A man who had possibly killed two players in real life with gunshots from within the game. What if that power…was real…?
I nearly screamed when someone suddenly clapped a hand on my shoulder. I flinched and looked up to see pale blue hair.
“…You look like you’ve seen a ghost,” Sinon said, frowning. Somehow I managed to work my cheeks into a smile.
“Uh…n-no, it’s nothing…”
“Was it really that close of a fight? Seems like you came back pretty quick.”
Only then did I remember that I was still an active participant in the Bullet of Bullets tournament. I blinked and looked around, noticing that the previously bustling dome was only half-full now. Most of the first round was finished, with the losers being teleported back to the surface.
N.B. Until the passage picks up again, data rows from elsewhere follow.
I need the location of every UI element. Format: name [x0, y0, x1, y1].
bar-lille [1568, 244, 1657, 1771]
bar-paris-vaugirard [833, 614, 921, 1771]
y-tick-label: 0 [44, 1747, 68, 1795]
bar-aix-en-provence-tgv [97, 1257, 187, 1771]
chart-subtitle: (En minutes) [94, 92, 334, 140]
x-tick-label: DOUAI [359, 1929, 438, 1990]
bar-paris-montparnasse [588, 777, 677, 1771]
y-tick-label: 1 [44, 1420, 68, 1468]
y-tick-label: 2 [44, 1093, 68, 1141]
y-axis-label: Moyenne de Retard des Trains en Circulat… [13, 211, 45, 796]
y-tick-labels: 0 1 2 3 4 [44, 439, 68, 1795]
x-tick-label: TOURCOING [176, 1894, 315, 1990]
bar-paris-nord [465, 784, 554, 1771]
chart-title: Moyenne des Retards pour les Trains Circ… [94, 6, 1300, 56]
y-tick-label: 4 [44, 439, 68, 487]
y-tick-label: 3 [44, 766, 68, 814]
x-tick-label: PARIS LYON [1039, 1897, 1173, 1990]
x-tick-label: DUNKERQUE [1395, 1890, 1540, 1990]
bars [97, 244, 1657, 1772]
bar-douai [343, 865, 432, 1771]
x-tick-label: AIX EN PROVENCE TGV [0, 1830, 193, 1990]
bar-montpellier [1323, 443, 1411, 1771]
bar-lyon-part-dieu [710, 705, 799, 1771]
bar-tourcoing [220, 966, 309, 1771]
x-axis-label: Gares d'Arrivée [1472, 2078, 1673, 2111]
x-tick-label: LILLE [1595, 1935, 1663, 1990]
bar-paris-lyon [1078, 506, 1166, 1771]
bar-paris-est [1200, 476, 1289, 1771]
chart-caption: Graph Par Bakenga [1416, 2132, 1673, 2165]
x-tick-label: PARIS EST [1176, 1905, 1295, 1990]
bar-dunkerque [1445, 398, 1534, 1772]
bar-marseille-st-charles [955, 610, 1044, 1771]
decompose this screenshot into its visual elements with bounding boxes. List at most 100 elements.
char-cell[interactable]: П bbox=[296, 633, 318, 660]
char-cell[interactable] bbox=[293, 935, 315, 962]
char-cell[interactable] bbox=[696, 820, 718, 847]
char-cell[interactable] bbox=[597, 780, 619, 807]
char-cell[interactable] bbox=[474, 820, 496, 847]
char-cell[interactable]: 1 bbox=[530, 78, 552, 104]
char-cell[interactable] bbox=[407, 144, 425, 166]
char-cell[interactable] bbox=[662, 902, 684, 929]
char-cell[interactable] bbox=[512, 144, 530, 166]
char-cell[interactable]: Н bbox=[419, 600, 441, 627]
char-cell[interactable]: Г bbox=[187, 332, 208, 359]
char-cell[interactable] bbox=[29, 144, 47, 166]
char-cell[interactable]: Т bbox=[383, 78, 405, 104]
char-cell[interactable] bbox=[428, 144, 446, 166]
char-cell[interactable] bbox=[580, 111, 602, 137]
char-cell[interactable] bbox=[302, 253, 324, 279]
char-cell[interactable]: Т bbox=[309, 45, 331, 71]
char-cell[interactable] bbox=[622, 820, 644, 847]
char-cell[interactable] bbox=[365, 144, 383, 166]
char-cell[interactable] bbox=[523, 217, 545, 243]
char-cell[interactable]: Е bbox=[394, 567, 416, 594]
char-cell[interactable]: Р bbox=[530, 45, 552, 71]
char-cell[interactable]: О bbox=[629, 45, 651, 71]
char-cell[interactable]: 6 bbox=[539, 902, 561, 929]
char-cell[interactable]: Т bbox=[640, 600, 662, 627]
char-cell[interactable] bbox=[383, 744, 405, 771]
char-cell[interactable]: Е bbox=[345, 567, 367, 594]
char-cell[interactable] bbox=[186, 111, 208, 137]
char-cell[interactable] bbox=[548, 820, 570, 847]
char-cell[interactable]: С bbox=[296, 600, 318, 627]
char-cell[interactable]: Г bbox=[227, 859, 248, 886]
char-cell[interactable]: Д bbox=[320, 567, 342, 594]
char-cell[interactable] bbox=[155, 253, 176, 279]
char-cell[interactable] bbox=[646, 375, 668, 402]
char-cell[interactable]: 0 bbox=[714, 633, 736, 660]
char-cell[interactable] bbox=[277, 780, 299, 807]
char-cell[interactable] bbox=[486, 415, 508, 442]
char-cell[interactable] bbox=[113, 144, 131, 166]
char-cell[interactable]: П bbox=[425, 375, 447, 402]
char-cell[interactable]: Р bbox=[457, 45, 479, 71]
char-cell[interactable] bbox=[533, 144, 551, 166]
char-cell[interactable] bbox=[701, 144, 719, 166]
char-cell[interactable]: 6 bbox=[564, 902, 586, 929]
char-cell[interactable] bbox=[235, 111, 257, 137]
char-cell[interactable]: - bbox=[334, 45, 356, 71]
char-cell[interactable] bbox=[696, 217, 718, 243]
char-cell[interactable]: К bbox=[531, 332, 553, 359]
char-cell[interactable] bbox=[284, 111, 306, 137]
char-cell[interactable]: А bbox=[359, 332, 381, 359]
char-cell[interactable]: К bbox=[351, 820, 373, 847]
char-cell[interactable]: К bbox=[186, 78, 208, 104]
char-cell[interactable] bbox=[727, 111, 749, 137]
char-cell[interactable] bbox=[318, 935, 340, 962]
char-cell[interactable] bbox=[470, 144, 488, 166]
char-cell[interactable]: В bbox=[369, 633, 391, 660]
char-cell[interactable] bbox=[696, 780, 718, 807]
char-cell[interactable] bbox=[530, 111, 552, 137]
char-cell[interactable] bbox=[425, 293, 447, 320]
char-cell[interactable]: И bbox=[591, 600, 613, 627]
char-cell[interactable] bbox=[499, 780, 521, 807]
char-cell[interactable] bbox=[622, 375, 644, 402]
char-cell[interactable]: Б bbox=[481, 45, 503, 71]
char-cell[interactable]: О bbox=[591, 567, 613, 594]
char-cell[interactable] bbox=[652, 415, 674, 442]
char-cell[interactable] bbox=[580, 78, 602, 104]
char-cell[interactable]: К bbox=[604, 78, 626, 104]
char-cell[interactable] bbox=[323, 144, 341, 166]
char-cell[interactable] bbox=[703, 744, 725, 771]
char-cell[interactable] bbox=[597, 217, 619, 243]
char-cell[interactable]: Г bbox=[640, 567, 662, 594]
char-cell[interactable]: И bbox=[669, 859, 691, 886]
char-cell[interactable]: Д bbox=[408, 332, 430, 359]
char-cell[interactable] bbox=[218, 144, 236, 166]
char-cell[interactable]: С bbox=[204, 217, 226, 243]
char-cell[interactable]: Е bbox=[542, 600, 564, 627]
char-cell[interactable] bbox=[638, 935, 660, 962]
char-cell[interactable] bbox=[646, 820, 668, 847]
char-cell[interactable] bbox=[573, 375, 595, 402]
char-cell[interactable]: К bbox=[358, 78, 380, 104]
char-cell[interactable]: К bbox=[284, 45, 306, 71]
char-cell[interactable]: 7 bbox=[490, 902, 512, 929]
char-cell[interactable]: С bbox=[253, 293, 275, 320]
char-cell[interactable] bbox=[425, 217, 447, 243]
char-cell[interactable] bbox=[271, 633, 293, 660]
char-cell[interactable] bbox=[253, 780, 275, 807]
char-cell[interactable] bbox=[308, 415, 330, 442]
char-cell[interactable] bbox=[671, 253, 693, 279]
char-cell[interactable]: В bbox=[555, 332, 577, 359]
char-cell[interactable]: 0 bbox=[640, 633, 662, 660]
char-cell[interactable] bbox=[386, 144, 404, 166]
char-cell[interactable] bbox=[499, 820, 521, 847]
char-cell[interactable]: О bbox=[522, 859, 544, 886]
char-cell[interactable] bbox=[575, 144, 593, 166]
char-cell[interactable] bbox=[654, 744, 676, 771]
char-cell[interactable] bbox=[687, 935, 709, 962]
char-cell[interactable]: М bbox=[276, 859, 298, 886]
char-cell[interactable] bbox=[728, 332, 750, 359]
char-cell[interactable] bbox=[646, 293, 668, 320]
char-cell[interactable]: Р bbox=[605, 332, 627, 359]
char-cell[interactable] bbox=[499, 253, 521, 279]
My next opponent would be determined very soon, with the second round to follow.
But it was hard to imagine being able to fight anytime soon.
I looked first at Spiegel, who was shooting me a suspicious gaze from a slight distance, then back to Sinon, who stood right in front of me, then sighed lifelessly though slackened lips.
She put a dead-serious look on her face. “You’re never going to make it to the final if that’s how you’re feeling after one fight. Get it together—I’ve got to collect what you owe me, remember.”
She clenched a fist and pounded my shoulder again.
Without thinking, I grabbed her little hand with both of mine before it could be pulled away. I drew it toward my chest and put my forehead against it.
“Wh-wh…what are you doing?!” she yelped, trying to extract her hand, but I held fast.
Even the false warmth from that polygonal avatar’s hand was more comforting than I could put into words. I felt the terrible chill of fear that had settled over my heart, and my body began trembling, well after the fact.
“…What’s the matter…?”
As the seconds passed, I felt the resistance from that small, warm hand slowly ease away.